GENTLEMAN and a scholar Kenny Waugh Jr, and one of the main sponsors of the Jazz Festival, will roll out the red carpet at Hudson's, his Hope Street hotel, and host the festival launch on July 24 for the media, co-sponsors and senior City Fathers.
"Frankly you could never call me a jazz fan," he tells me. "The Proclaimers are more my style and I hang on to their every word at Easter Road before every match."
Kenny, who also had the carpet out at Hudson's for the Film Festival, is bound fo
r Australia this month on a two-week tour with George Watson's fourth, fifth and sixth-year pupils – rugby for the lads, hockey for the girls.

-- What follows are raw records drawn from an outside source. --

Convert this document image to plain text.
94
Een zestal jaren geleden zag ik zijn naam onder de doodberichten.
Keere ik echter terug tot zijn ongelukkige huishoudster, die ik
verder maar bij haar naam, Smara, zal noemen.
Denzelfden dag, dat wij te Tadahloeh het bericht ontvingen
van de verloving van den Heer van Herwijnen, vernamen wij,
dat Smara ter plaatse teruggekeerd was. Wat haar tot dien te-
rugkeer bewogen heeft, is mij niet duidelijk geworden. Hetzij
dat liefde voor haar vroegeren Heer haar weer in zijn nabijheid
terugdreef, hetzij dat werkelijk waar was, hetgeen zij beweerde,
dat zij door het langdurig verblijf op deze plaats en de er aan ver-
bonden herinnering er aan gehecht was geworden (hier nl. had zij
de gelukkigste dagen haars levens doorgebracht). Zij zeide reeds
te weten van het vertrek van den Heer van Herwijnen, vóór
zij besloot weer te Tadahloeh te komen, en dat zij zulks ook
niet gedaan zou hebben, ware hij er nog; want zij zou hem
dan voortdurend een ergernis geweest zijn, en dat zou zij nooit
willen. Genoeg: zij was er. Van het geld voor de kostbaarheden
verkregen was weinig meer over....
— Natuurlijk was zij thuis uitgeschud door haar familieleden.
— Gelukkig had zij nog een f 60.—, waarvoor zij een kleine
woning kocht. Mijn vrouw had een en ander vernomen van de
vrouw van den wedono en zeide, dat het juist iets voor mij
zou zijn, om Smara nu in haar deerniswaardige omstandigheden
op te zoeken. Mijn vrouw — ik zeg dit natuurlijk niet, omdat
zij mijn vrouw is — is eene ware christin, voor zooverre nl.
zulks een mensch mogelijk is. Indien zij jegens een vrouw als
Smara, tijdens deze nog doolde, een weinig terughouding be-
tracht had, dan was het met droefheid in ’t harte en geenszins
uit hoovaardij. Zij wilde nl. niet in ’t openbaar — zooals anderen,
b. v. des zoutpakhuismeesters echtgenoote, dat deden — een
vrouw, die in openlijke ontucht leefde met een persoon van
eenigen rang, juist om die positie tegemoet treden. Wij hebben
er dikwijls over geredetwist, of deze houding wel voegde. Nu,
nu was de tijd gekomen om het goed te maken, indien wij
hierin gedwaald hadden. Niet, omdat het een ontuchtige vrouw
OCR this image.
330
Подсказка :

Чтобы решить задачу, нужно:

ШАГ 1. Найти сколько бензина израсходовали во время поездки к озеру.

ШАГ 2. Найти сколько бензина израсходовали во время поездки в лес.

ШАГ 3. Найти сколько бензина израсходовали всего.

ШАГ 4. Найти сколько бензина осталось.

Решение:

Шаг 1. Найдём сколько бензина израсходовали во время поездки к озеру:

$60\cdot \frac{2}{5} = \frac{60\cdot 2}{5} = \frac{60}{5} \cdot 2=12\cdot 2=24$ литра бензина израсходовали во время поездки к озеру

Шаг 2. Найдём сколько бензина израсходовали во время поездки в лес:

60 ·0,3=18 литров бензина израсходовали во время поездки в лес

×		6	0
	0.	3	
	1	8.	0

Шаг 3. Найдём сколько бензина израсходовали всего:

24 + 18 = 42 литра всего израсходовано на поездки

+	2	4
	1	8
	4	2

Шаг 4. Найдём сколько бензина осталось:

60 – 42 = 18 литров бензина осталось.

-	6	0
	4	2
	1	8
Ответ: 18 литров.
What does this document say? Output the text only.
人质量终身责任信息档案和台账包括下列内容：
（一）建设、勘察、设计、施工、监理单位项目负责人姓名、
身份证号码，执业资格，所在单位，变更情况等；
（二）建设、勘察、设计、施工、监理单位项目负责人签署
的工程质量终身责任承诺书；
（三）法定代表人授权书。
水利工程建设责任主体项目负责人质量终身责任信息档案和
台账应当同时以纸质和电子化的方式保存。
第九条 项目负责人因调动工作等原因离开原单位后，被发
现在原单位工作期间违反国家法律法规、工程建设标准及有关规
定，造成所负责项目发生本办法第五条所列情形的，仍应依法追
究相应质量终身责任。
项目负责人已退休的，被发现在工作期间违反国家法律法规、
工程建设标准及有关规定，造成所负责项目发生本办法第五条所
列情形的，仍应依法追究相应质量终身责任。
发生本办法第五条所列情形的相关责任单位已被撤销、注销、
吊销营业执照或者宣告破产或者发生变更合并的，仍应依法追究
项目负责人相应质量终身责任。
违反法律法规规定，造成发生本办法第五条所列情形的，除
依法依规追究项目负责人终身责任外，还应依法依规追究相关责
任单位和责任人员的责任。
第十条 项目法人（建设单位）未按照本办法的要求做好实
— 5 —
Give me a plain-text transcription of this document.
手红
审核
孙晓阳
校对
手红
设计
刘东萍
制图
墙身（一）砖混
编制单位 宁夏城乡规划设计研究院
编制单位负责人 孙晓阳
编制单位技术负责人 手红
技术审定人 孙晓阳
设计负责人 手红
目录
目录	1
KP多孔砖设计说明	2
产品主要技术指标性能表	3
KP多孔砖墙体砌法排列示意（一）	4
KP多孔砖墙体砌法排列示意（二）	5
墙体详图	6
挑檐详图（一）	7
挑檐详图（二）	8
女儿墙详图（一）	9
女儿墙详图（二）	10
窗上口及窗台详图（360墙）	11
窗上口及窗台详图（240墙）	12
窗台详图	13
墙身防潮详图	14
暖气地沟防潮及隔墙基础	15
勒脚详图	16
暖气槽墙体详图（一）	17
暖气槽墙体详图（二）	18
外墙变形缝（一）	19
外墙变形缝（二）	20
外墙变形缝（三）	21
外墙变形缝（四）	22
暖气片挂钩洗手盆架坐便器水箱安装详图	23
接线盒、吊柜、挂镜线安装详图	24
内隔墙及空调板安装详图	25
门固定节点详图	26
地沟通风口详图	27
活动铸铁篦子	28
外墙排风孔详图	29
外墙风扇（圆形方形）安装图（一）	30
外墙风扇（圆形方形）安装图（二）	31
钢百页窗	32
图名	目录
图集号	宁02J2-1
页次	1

"All my children have been Watson's pupils. I've still got a son and daughter at the school.
"They're proud to wear the tie, just as their dad is proud to wear a Hibernian tie."
Publican, hotelier and property developer, his company will build a 56-bedroom and bar/restaurant and new Edinburgh Accies changing room facilities in the transformation at Comely Bank. Building begins on August 19.
Bravo, Sir Sean Applause, applause. An early-morning fire alarm at the Caledonian brought guests, mostly Americans, on to the street in their jimjams and curlers but with admirable disregard for their safety they applauded the eventual appearance of one of their number, arm in a sling, Mr Sean Connery.
A bravo moment. Sean, resident at the Caley last week and no stranger to such hazards, all but took a bow.
A false alarm as it turned out. Apparently the hotel's toasters tend to bring out the brigade. No smoking allowed, but is this how they smoke the salmon in the kitchen there?
Afterwords . . . . . BBC Glasgow reportedly are training up Jackie Bird for a "top secret" assignment at the front line in Afghanistan. She's been over the assault course in Sauchiehall Street on Saturday nights by way of toughening up.
Jackie should have been bundled into the war zone a long time ago. If they'd put her on Taliban telly they'd have run screaming out of their mud huts with their hands up.